The standard adult dose of IBUPROFEN AND FAMOTIDINE is: One tablet (ibuprofen 800 mg/famotidine 26.6 mg) orally three times daily.. The standard adult dose of ACETAMINOPHEN AND IBUPROFEN is: Oral: Acetaminophen 325 mg and ibuprofen 200 mg, 1-2 tablets every 6 hours as needed, not exceeding 6 tablets/24 hours.. Dosing should always be individualized based on indication, renal and hepatic function, age, and other patient factors.
A moderate-severity drug interaction has been identified when combining IBUPROFEN AND FAMOTIDINE and ACETAMINOPHEN AND IBUPROFEN. Concomitant use of Ibuprofen (a nonsteroidal anti-inflammatory drug, NSAID) and Methylprednisolone (a systemic corticosteroid) synergistically increases the risk of gastrointestinal (GI) ulceration, bleeding, and perforation due to additive inhibition of prostaglandin synthesis and mucosal protection. Additionally, Ibuprofen may potentiate the immunosuppressive effects of Methylprednisolone, elevating infection risk.
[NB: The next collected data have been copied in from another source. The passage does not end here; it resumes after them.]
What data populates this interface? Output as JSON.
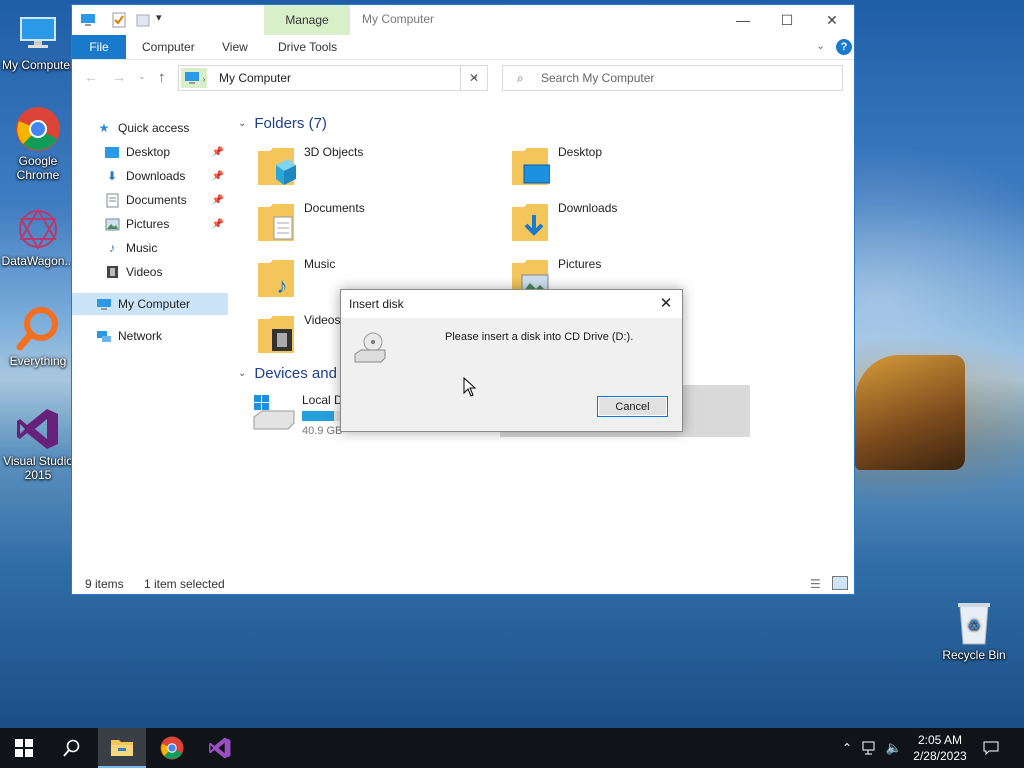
{
  "desktop": {
    "icons": [
      {
        "label": "My Computer",
        "icon": "computer-icon"
      },
      {
        "label": "Google Chrome",
        "icon": "chrome-icon"
      },
      {
        "label": "DataWagon...",
        "icon": "datawagon-icon"
      },
      {
        "label": "Everything",
        "icon": "search-magnifier-icon"
      },
      {
        "label": "Visual Studio 2015",
        "icon": "visual-studio-icon"
      },
      {
        "label": "Recycle Bin",
        "icon": "recycle-bin-icon"
      }
    ]
  },
  "explorer": {
    "title": "My Computer",
    "context_tab": "Manage",
    "ribbon_tabs": [
      "File",
      "Computer",
      "View",
      "Drive Tools"
    ],
    "address": "My Computer",
    "search_placeholder": "Search My Computer",
    "sidebar": [
      {
        "label": "Quick access",
        "icon": "star-icon",
        "pinned": false
      },
      {
        "label": "Desktop",
        "icon": "desktop-folder-icon",
        "pinned": true
      },
      {
        "label": "Downloads",
        "icon": "downloads-icon",
        "pinned": true
      },
      {
        "label": "Documents",
        "icon": "documents-icon",
        "pinned": true
      },
      {
        "label": "Pictures",
        "icon": "pictures-icon",
        "pinned": true
      },
      {
        "label": "Music",
        "icon": "music-icon",
        "pinned": false
      },
      {
        "label": "Videos",
        "icon": "videos-icon",
        "pinned": false
      },
      {
        "label": "My Computer",
        "icon": "computer-icon",
        "selected": true
      },
      {
        "label": "Network",
        "icon": "network-icon"
      }
    ],
    "folders_header": "Folders (7)",
    "folders": [
      "3D Objects",
      "Desktop",
      "Documents",
      "Downloads",
      "Music",
      "Pictures",
      "Videos"
    ],
    "devices_header": "Devices and d",
    "drive": {
      "name": "Local D",
      "size": "40.9 GB",
      "used_fraction": 0.45
    },
    "status": {
      "items": "9 items",
      "selected": "1 item selected"
    }
  },
  "dialog": {
    "title": "Insert disk",
    "message": "Please insert a disk into CD Drive (D:).",
    "cancel": "Cancel"
  },
  "taskbar": {
    "time": "2:05 AM",
    "date": "2/28/2023"
  },
  "colors": {
    "accent": "#1979ca",
    "manage_tab": "#d9efc9",
    "selection": "#cce4f7"
  }
}
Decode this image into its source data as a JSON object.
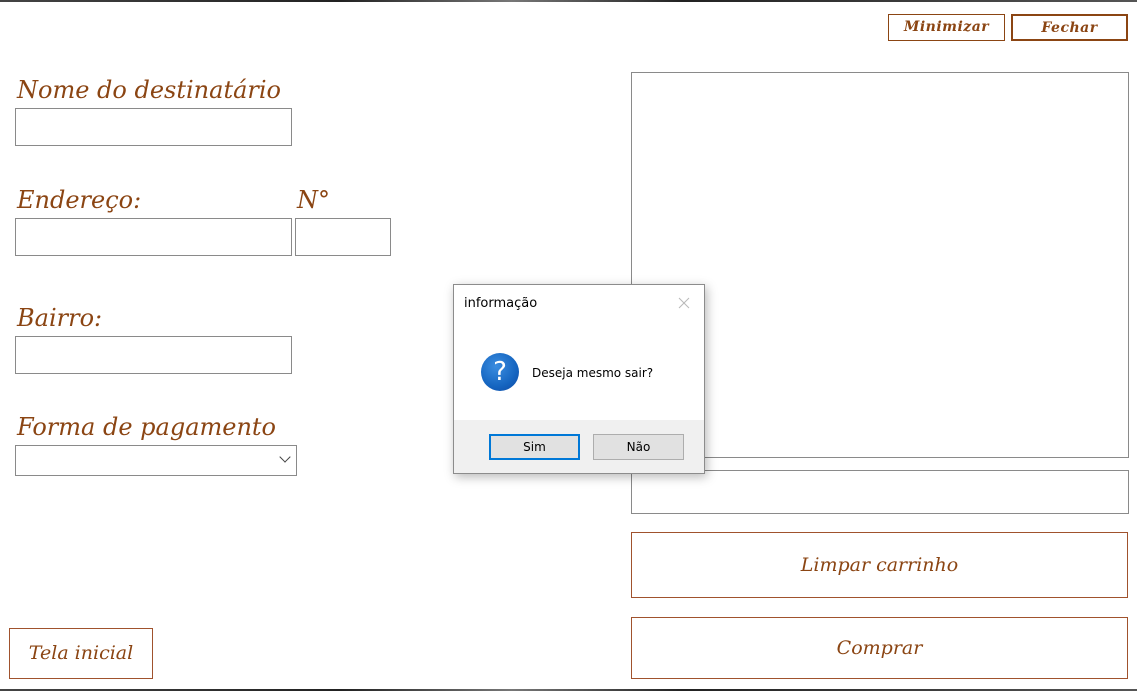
{
  "window": {
    "minimize_label": "Minimizar",
    "close_label": "Fechar"
  },
  "form": {
    "recipient_label": "Nome do destinatário",
    "recipient_value": "",
    "address_label": "Endereço:",
    "address_value": "",
    "number_label": "N°",
    "number_value": "",
    "district_label": "Bairro:",
    "district_value": "",
    "payment_label": "Forma de pagamento",
    "payment_selected": ""
  },
  "cart": {
    "total_value": "",
    "clear_label": "Limpar carrinho",
    "buy_label": "Comprar"
  },
  "nav": {
    "home_label": "Tela inicial"
  },
  "dialog": {
    "title": "informação",
    "message": "Deseja mesmo sair?",
    "icon": "question-icon",
    "yes_label": "Sim",
    "no_label": "Não"
  },
  "colors": {
    "accent": "#8b4513",
    "dialog_default_border": "#0078d7"
  }
}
This interaction can lead to serious clinical outcomes, including acute GI hemorrhage, perforation, and impaired wound healing. Consult your prescriber before combining these medications.
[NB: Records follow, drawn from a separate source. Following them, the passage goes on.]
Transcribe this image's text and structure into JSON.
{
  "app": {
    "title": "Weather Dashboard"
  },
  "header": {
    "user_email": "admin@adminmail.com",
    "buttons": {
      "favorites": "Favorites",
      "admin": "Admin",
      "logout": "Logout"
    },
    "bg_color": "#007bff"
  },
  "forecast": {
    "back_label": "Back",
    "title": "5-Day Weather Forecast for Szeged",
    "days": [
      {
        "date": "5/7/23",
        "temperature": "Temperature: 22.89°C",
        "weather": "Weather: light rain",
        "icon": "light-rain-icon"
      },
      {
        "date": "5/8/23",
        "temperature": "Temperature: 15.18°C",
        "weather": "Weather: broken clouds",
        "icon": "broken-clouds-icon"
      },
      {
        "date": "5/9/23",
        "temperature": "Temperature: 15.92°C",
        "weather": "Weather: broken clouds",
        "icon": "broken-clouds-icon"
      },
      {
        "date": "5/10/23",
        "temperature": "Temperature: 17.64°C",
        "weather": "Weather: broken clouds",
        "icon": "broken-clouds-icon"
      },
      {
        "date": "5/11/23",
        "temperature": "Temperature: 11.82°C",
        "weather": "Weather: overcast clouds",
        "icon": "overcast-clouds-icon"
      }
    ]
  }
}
The maternal-fetal safety profiles differ. IBUPROFEN AND FAMOTIDINE is classified as Category D/X. First trimester: Ibuprofen is associated with increased risk of miscarriage and congenital malformations (cardiac defects, gastroschisis). Famotidine is generally considered low ri. ACETAMINOPHEN AND IBUPROFEN is classified as Category D/X. First trimester: Acetaminophen is considered low risk; ibuprofen is associated with increased risk of miscarriage and cardiac defects. Second trimester: Acetaminophen is safe; ibup. Always consult a maternal-fetal medicine specialist before taking either drug during pregnancy or lactation.